I sensed no relief in her words. None of the misfortune of those who wronged my father could ease the pain of losing him.
“Summer, I guess I decided to tell you now because I want you to understand how much your father meant to me. How much I meant to him. I think sometimes I had to hold back how I felt for myself. And I know it might be too late, but your father was the love of my life. Still is. You are the product of something very special. Every mother loves her child, but you . . . you brought me back to life.”
My mother always smothered me in love. I thought it was because she was making up for the loss of my father, but now I understood it was because I was the human embodiment of their love. Evidence of their story. Something permanent and lasting from a union so fleeting.

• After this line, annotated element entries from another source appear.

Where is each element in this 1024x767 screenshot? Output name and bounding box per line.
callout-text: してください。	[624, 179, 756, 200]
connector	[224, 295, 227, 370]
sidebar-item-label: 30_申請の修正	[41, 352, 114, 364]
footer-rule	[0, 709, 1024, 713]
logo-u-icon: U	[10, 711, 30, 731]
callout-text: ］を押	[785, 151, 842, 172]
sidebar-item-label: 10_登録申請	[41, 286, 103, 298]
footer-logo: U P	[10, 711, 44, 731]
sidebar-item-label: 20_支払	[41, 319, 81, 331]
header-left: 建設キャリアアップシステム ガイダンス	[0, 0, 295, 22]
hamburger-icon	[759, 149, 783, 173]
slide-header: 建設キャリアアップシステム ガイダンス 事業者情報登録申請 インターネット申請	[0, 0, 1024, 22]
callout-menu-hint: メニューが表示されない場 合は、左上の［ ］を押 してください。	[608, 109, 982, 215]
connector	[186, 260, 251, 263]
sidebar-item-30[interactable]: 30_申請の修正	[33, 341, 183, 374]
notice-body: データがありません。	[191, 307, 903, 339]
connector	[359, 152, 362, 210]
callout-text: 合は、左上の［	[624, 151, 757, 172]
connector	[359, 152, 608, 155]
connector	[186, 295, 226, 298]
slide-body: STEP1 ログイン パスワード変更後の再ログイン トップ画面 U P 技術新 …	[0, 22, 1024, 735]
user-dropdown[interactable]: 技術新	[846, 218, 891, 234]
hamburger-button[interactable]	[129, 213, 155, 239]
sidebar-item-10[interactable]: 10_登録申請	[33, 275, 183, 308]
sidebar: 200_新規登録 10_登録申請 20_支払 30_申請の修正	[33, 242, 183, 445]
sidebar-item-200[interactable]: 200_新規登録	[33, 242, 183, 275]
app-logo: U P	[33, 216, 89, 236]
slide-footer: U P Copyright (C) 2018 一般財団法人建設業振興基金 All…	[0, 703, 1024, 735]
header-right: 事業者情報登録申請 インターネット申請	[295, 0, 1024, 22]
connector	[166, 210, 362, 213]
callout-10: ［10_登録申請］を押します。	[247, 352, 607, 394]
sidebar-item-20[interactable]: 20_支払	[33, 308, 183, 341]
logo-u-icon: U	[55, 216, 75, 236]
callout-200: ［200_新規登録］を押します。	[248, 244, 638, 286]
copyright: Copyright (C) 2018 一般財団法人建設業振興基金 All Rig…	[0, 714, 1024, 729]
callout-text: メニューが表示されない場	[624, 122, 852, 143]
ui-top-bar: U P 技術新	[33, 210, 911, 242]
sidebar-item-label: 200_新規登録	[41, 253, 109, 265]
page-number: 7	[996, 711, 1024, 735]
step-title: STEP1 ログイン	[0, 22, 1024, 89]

“What about Dean?” I asked of my stepfather, the man who stepped in when I was eight and helped raise me. He had died four years prior.
“Oh, of course I loved Dean. He was a good man. A good father to you. His son needed a mother, my daughter needed a father. I respected him. But it was different. He was a widower. We both lost people we would have spent our lives with. And we had an understanding, I think. That we would be partners in this life, but if there is an afterlife, we would let each other be with the ones we had lost.”

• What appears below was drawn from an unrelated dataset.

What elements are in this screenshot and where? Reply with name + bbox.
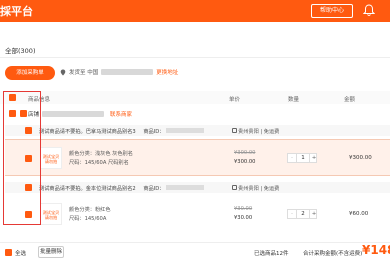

I took my mother's right hand, the skin as thin as rice paper, adorned by the apricot-colored gem she had worn for as long as I could remember, and kissed it. “Mom, I love you,” I cried. I didn't know how much time I had left with her. But she was my hero. The strongest woman I knew. I had always thought she was brave, but when I realized what she had gone through to become who she was, that respect grew even more.
“I love you too, sweetie. Your father would be so proud of the woman you have become. He was good with his hands. And you got that from him. He may not have been a surgeon like you, but you definitely didn't get those skills from me,” she chuckled. “And the way you go around the world, fixing those little kids’ mouths . . . that's your father right there. He lives in you.”
I nodded and I pressed her hand to my cheek. “I know, Mom.”
“Not to mention, you're just as handsome as he was,” she let out a throaty cough as she laughed.
“Nice, mama,” I retorted.
“No, you are lovely. It caused me a lot of grief during your teenage years. But you have his kind eyes and his wavy hair, and those legs that go for days. Good genes.”
“You passed down some pretty good ones yourself.” I winked.
“Mmmhmm,” she conceded. “But inside,” she pointed her wrinkly, shaky finger to my chest, “I couldn't have asked for a better daughter.”